Primera boda a los cincuenta y cinco
Han pasado ya cinco años desde que intercambiamos votos. Tengo sesenta años y mi marido, sesenta y cinco. No es extraño que me haya casado a los cincuenta y cinco; en estos tiempos cualquiera puede suceder. Lo extraño es que ese sea mi primer matrimonio y el primer marido de él.
Yo, Crispínia, jamás pensé que volvería a decir sí. Cuando era muy joven, antes de cumplir veinte, el hombre que adoraba, llamado Lázaro, me abandonó en el quinto mes de embarazo. Al principio, Dios mío, pensé en acabar con todo, pero después de calmar mi ira juré que nunca volvería a casarme. No quería otro hombre que, al menor tropiezo, se escapara como una rata.
Mantengo mi promesa. Mi hija, Lucía, se casó, nacieron los nietos y yo, como una burra testaruda, arrastré una vida solitaria. Podría haber dicho que los hombres ni siquiera se me acercan, pero mi carácter es terco: si me lo propongo, lo cumplo. La soledad me ha moldeado en una mujer ruda, sin la gracia que antes se esperaba de una dama.
Sin embargo, el destino es una cosa impredecible. Quiero contar cómo, al fin y al cabo, un hombre logró arrastrarme bajo el altar.
Cuando me jubilé, como cualquier pensionista, me dediqué al huerto. Heredé de mis padres una casita de campo en la sierra de Guadarrama con un pequeño terreno. Cada día llegaba en el tren de cercanías; el trayecto dura más de una hora, así que llevo siempre una revista de crucigramas y el tiempo pasa volando.
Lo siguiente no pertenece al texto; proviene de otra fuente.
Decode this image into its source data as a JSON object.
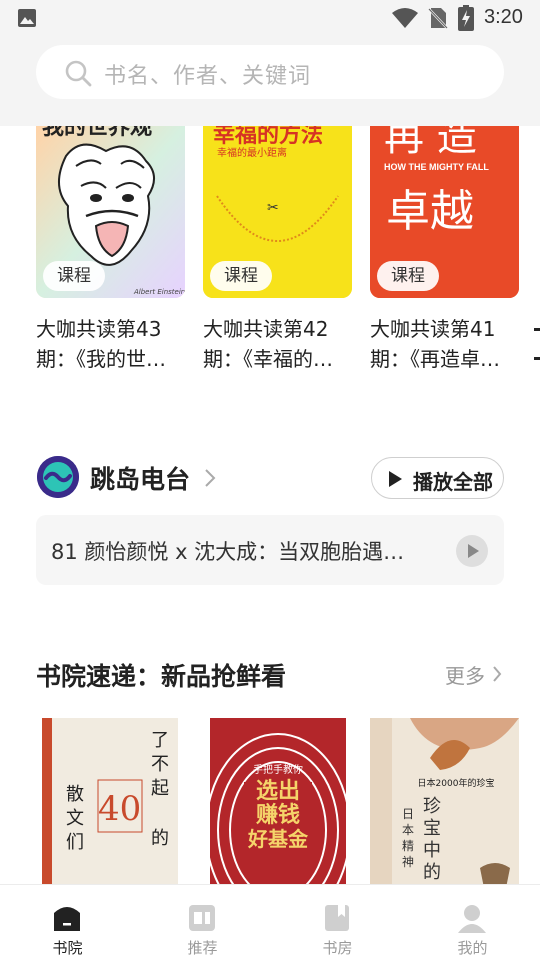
{
  "status_bar": {
    "time": "3:20"
  },
  "search": {
    "placeholder": "书名、作者、关键词"
  },
  "courses": [
    {
      "cover_title": "我的世界观",
      "tag": "课程",
      "title_line1": "大咖共读第43",
      "title_line2": "期：《我的世…",
      "bg": "#fbe7c9"
    },
    {
      "cover_title": "幸福的方法",
      "cover_subtitle": "幸福的最小距离",
      "tag": "课程",
      "title_line1": "大咖共读第42",
      "title_line2": "期：《幸福的…",
      "bg": "#f7e21a"
    },
    {
      "cover_title_top": "再 造",
      "cover_title_bottom": "卓越",
      "cover_en": "HOW THE MIGHTY FALL",
      "tag": "课程",
      "title_line1": "大咖共读第41",
      "title_line2": "期：《再造卓…",
      "bg": "#e84a28"
    }
  ],
  "radio": {
    "title": "跳岛电台",
    "play_all_label": "播放全部",
    "episode": "81 颜怡颜悦 x 沈大成：当双胞胎遇…"
  },
  "new_books": {
    "title": "书院速递：新品抢鲜看",
    "more_label": "更多",
    "books": [
      {
        "title": "了不起的散文们",
        "cover_big": "了不起的",
        "cover_side": "散文们",
        "number": "40"
      },
      {
        "title": "选出赚钱好基金",
        "cover_small": "手把手教你",
        "cover_line1": "选出",
        "cover_line2": "赚钱",
        "cover_line3": "好基金"
      },
      {
        "title": "珍宝中的日本精神",
        "cover_header": "日本2000年的珍宝",
        "cover_main": "珍宝中的",
        "cover_sub": "日本精神"
      }
    ]
  },
  "bottom_nav": [
    {
      "label": "书院",
      "icon": "bookhouse-icon",
      "active": true
    },
    {
      "label": "推荐",
      "icon": "recommend-icon",
      "active": false
    },
    {
      "label": "书房",
      "icon": "bookshelf-icon",
      "active": false
    },
    {
      "label": "我的",
      "icon": "profile-icon",
      "active": false
    }
  ],
  "colors": {
    "accent": "#222222",
    "inactive": "#9a9a9a",
    "background": "#f4f4f4"
  }
}
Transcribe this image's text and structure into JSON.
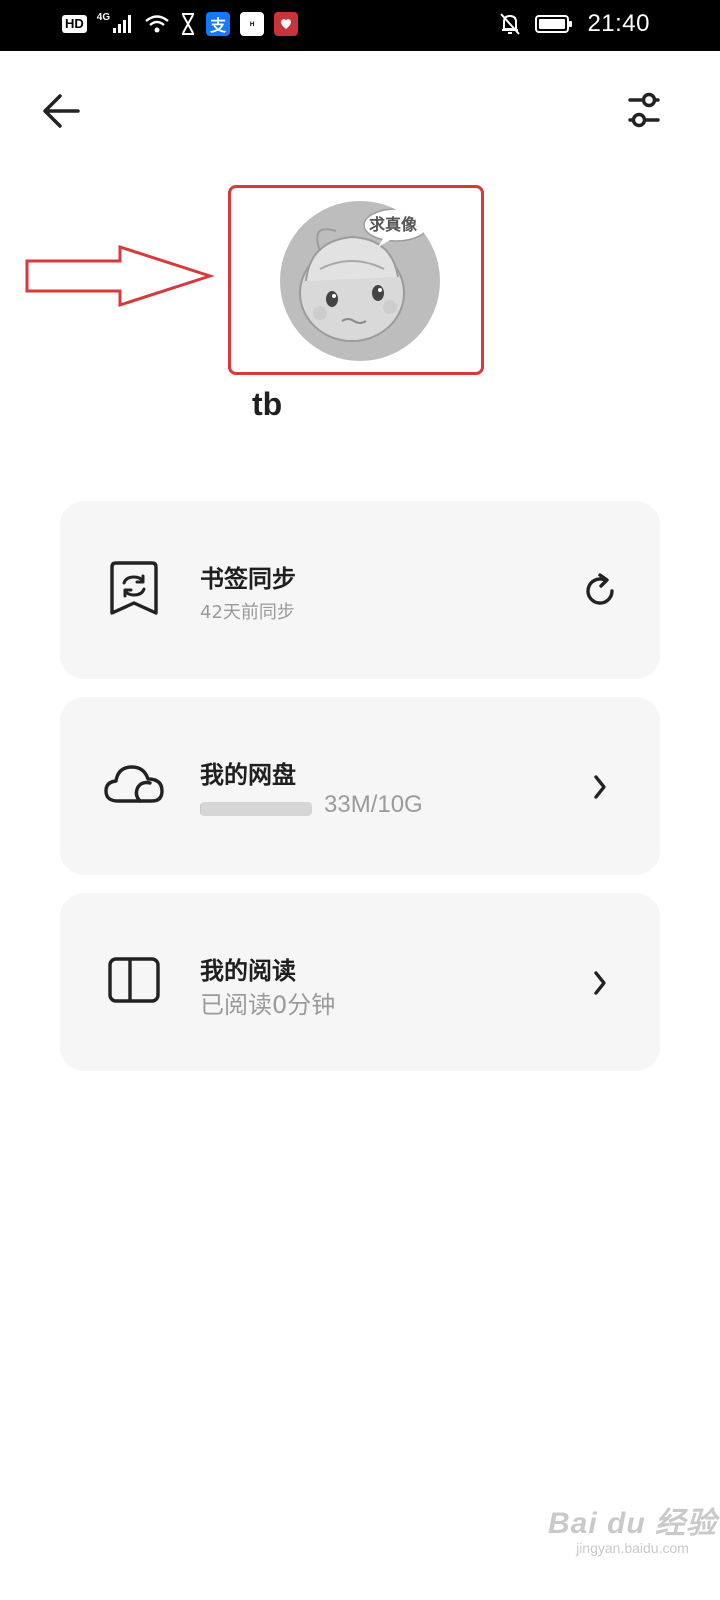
{
  "status_bar": {
    "hd_badge": "HD",
    "network": "4G",
    "time": "21:40",
    "icons": [
      "hd-icon",
      "signal-icon",
      "wifi-icon",
      "hourglass-icon",
      "alipay-icon",
      "huawei-app-icon",
      "app-icon",
      "bell-off-icon",
      "battery-icon"
    ]
  },
  "toolbar": {
    "back_icon": "arrow-left-icon",
    "settings_icon": "sliders-icon"
  },
  "profile": {
    "avatar_caption": "求真像",
    "username": "tb"
  },
  "cards": [
    {
      "title": "书签同步",
      "subtitle": "42天前同步",
      "icon": "bookmark-sync-icon",
      "action_icon": "refresh-icon"
    },
    {
      "title": "我的网盘",
      "storage_text": "33M/10G",
      "storage_used_fraction": 0.0033,
      "icon": "cloud-icon",
      "action_icon": "chevron-right-icon"
    },
    {
      "title": "我的阅读",
      "subtitle": "已阅读0分钟",
      "icon": "book-icon",
      "action_icon": "chevron-right-icon"
    }
  ],
  "watermark": {
    "main": "Bai du 经验",
    "sub": "jingyan.baidu.com"
  },
  "colors": {
    "annotation_red": "#d8393c",
    "card_bg": "#f6f6f6",
    "secondary_text": "#9a9a9a"
  }
}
Una mañana, en la parada de San Martín, se subieron a mi coche un hombre y una mujer, claramente una pareja, y un anciano menudillo de estatura diminuta. Al principio guardamos silencio. Entonces escuché la voz temblorosa de la mujer:
Lázaro, vamos a visitar a los niños, ayúdanos dijo con miedo. Eres su padre
Pero el estruendo del tren ahogó la voz del marido.
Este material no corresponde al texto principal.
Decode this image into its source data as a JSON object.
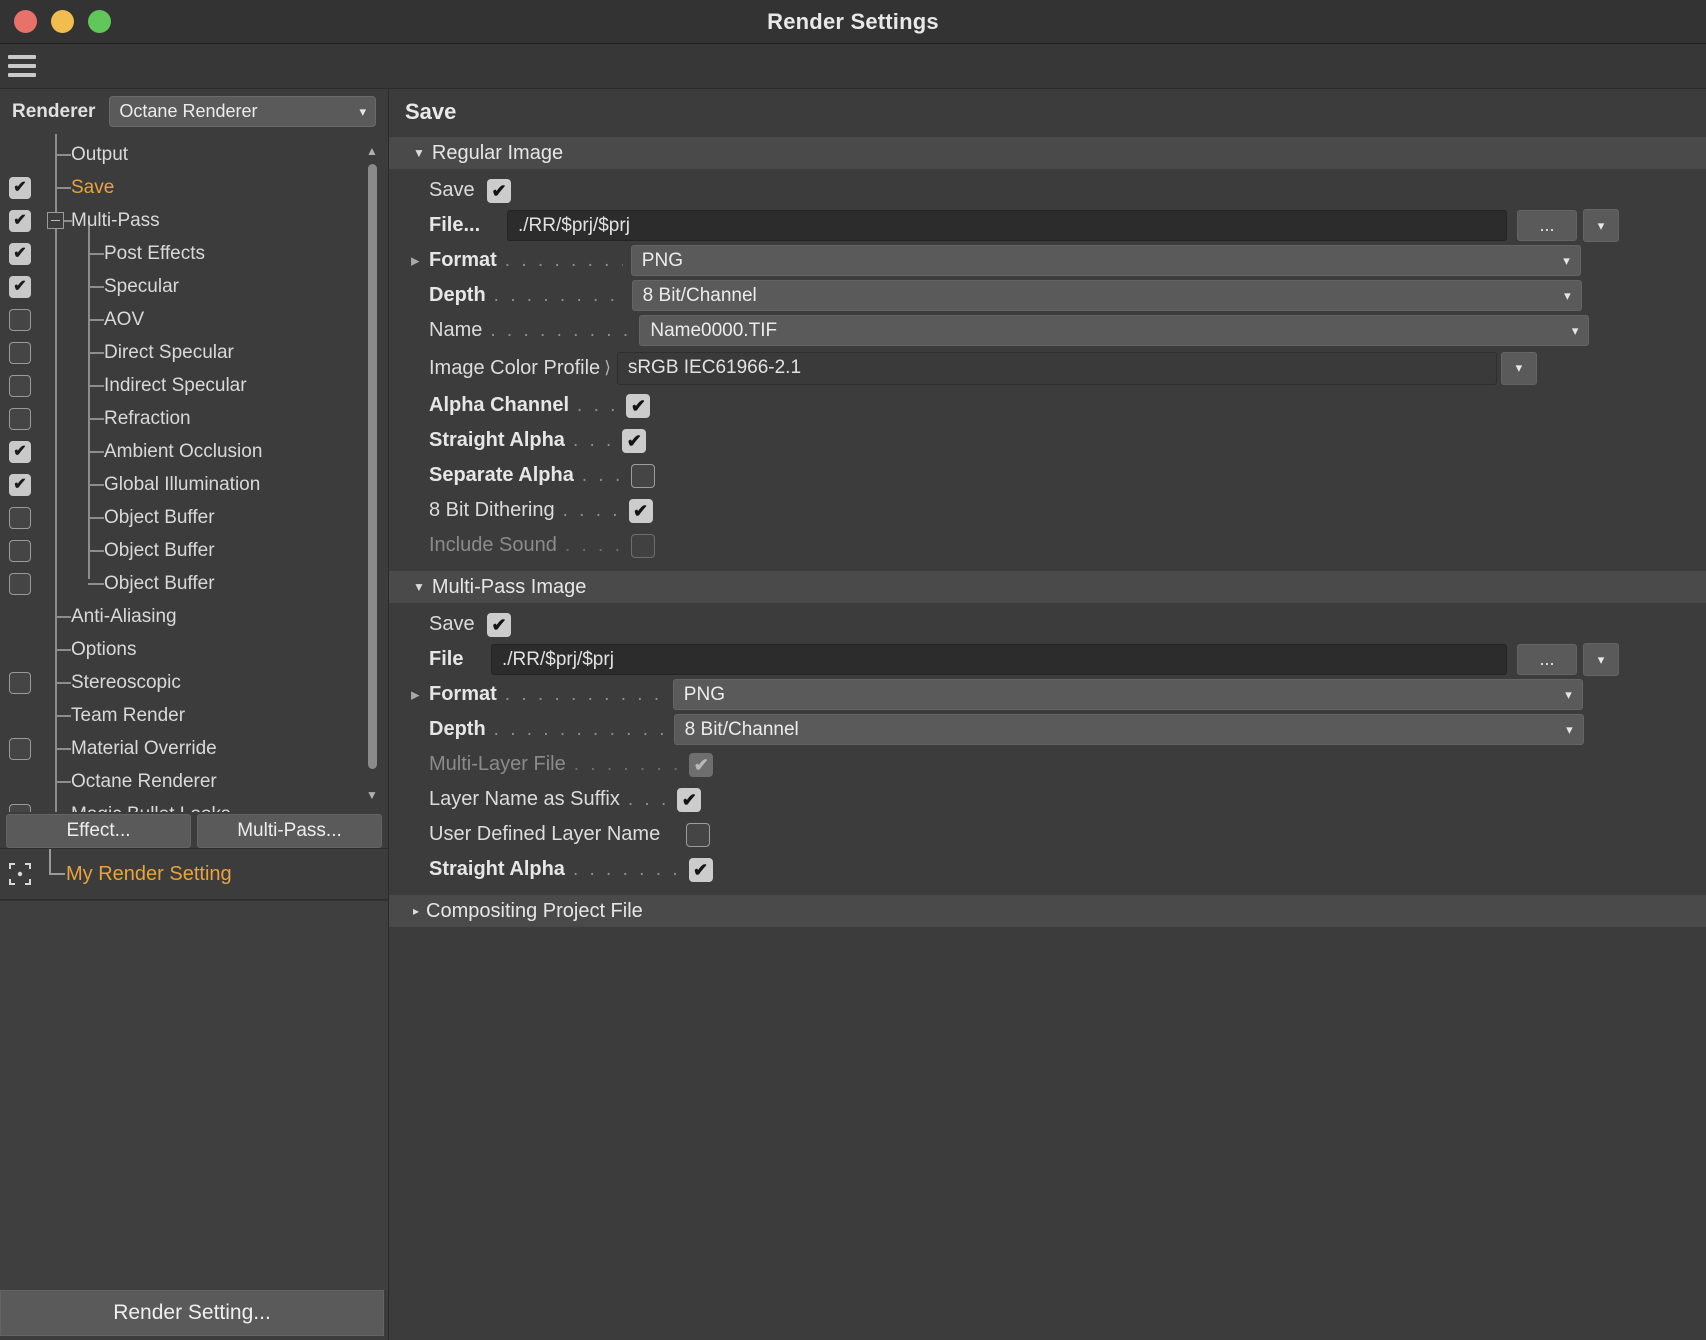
{
  "window": {
    "title": "Render Settings",
    "traffic_lights": [
      "close-button",
      "minimize-button",
      "zoom-button"
    ]
  },
  "sidebar": {
    "renderer_label": "Renderer",
    "renderer_value": "Octane Renderer",
    "tree": [
      {
        "label": "Output",
        "checkbox": "none",
        "depth": 1,
        "selected": false
      },
      {
        "label": "Save",
        "checkbox": "on",
        "depth": 1,
        "selected": true
      },
      {
        "label": "Multi-Pass",
        "checkbox": "on",
        "depth": 1,
        "selected": false,
        "expander": "minus"
      },
      {
        "label": "Post Effects",
        "checkbox": "on",
        "depth": 2,
        "selected": false
      },
      {
        "label": "Specular",
        "checkbox": "on",
        "depth": 2,
        "selected": false
      },
      {
        "label": "AOV",
        "checkbox": "off",
        "depth": 2,
        "selected": false
      },
      {
        "label": "Direct Specular",
        "checkbox": "off",
        "depth": 2,
        "selected": false
      },
      {
        "label": "Indirect Specular",
        "checkbox": "off",
        "depth": 2,
        "selected": false
      },
      {
        "label": "Refraction",
        "checkbox": "off",
        "depth": 2,
        "selected": false
      },
      {
        "label": "Ambient Occlusion",
        "checkbox": "on",
        "depth": 2,
        "selected": false
      },
      {
        "label": "Global Illumination",
        "checkbox": "on",
        "depth": 2,
        "selected": false
      },
      {
        "label": "Object Buffer",
        "checkbox": "off",
        "depth": 2,
        "selected": false
      },
      {
        "label": "Object Buffer",
        "checkbox": "off",
        "depth": 2,
        "selected": false
      },
      {
        "label": "Object Buffer",
        "checkbox": "off",
        "depth": 2,
        "selected": false,
        "last": true
      },
      {
        "label": "Anti-Aliasing",
        "checkbox": "none",
        "depth": 1,
        "selected": false
      },
      {
        "label": "Options",
        "checkbox": "none",
        "depth": 1,
        "selected": false
      },
      {
        "label": "Stereoscopic",
        "checkbox": "off",
        "depth": 1,
        "selected": false
      },
      {
        "label": "Team Render",
        "checkbox": "none",
        "depth": 1,
        "selected": false
      },
      {
        "label": "Material Override",
        "checkbox": "off",
        "depth": 1,
        "selected": false
      },
      {
        "label": "Octane Renderer",
        "checkbox": "none",
        "depth": 1,
        "selected": false
      },
      {
        "label": "Magic Bullet Looks",
        "checkbox": "off",
        "depth": 1,
        "selected": false,
        "clipped": true
      }
    ],
    "buttons": {
      "effect": "Effect...",
      "multipass": "Multi-Pass..."
    },
    "render_setting_name": "My Render Setting",
    "bottom_button": "Render Setting..."
  },
  "main": {
    "title": "Save",
    "regular_image": {
      "group_label": "Regular Image",
      "expanded": true,
      "save_label": "Save",
      "save_checked": true,
      "file_label": "File...",
      "file_value": "./RR/$prj/$prj",
      "browse_label": "...",
      "format_label": "Format",
      "format_value": "PNG",
      "depth_label": "Depth",
      "depth_value": "8 Bit/Channel",
      "name_label": "Name",
      "name_value": "Name0000.TIF",
      "color_profile_label": "Image Color Profile",
      "color_profile_value": "sRGB IEC61966-2.1",
      "checkboxes": [
        {
          "label": "Alpha Channel",
          "state": "on",
          "bold": true,
          "disabled": false,
          "dots": ". . ."
        },
        {
          "label": "Straight Alpha",
          "state": "on",
          "bold": true,
          "disabled": false,
          "dots": ". . ."
        },
        {
          "label": "Separate Alpha",
          "state": "off",
          "bold": true,
          "disabled": false,
          "dots": ". . ."
        },
        {
          "label": "8 Bit Dithering",
          "state": "on",
          "bold": false,
          "disabled": false,
          "dots": ". . . ."
        },
        {
          "label": "Include Sound",
          "state": "off",
          "bold": false,
          "disabled": true,
          "dots": ". . . ."
        }
      ]
    },
    "multipass_image": {
      "group_label": "Multi-Pass Image",
      "expanded": true,
      "save_label": "Save",
      "save_checked": true,
      "file_label": "File",
      "file_value": "./RR/$prj/$prj",
      "browse_label": "...",
      "format_label": "Format",
      "format_value": "PNG",
      "depth_label": "Depth",
      "depth_value": "8 Bit/Channel",
      "checkboxes": [
        {
          "label": "Multi-Layer File",
          "state": "on",
          "bold": false,
          "disabled": true,
          "dots": ". . . . . . ."
        },
        {
          "label": "Layer Name as Suffix",
          "state": "on",
          "bold": false,
          "disabled": false,
          "dots": ". . ."
        },
        {
          "label": "User Defined Layer Name",
          "state": "off",
          "bold": false,
          "disabled": false,
          "dots": ""
        },
        {
          "label": "Straight Alpha",
          "state": "on",
          "bold": true,
          "disabled": false,
          "dots": ". . . . . . ."
        }
      ]
    },
    "compositing": {
      "group_label": "Compositing Project File",
      "expanded": false
    }
  },
  "colors": {
    "accent": "#e8a33d",
    "panel_bg": "#3c3c3c",
    "titlebar_bg": "#333333",
    "group_header_bg": "#4a4a4a",
    "field_bg": "#5a5a5a",
    "input_bg": "#2c2c2c"
  }
}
¿Qué te pasa, tonta? ¿Quieres que me arrastre de rodillas delante de esos idiotas?
Lo que siguió fue una lluvia de insultos contra la esposa y los hijos que me hizo girar la cabeza. Mis ojos se fijaron en el rostro enfadado del gruñón y, al instante, mi sangre se heló. Era Lázaro, el mismo Lázaro que me dejó embarazada hace tantos años. No había cambiado en nada; sus facciones estaban arrugadas por la edad y la rabia, pero su cuerpo seguía tan imponente como en la juventud. No me reconoció, pero al percibir mi mirada lanzó, histérico:
¡¿Qué miras! ¡Quítame los ojos o te clavo la mirada!
Me quedé paralizada; mis brazos y piernas no respondían, sea por el sobresalto o por el miedo. Entonces ocurrió algo inesperado: el anciano que estaba enfrente, erguido con una dignidad inesperada, se interpuso entre Lázaro y yo y, con voz firme, dijo:
Si no dejas de atropellar a las mujeres, tendrás que enfrentarte a mí. Un hombre que trata así a las señoras es una porquería para mí ¡Te romperé como una rama!
El corazón se me hundió en los talones. ¿Qué rama? ¡Lázaro la aplastará con el dedo!
Ya me preparaba para defender a mi protector cuando Lázaro se encogió, apretó los hombros y balbuceó algo incomprensible. Entonces comprendí que ese héroe solo mostraba fuerza frente a las mujeres; ante un verdadero hombre valiente se acobardaba. Y todo por culpa de él ¿había sido yo quien se había arruinado a sí misma todo este tiempo? Las lágrimas brotaron sin remedio, como si una película de treinta años se hubiera comprimido en un minuto.
Lázaro y su esposa descendieron en la siguiente parada y yo sollozé, sintiendo un vacío insoportable.
Ni tus lágrimas empañarán tu bonita cara me dijo, sonriendo, el hombre que acababa de interponerse. Ya no parecía un chico de uñas; ante mis ojos se mostraba un ser valiente y decidido. Se llamaba Fernando Borja, un militar retirado.
Así conocí a mi futuro esposo tardío. Por primera vez en años, sentí el deseo de volver a decir sí, de sentirme amada como mujer.
Y así fue.
Fernando y yo somos muy felices. La vida, sabia, coloca cada cosa en su lugar sin importar la edad. Porque incluso el otoño de la vida puede llenarse de amor y alegría.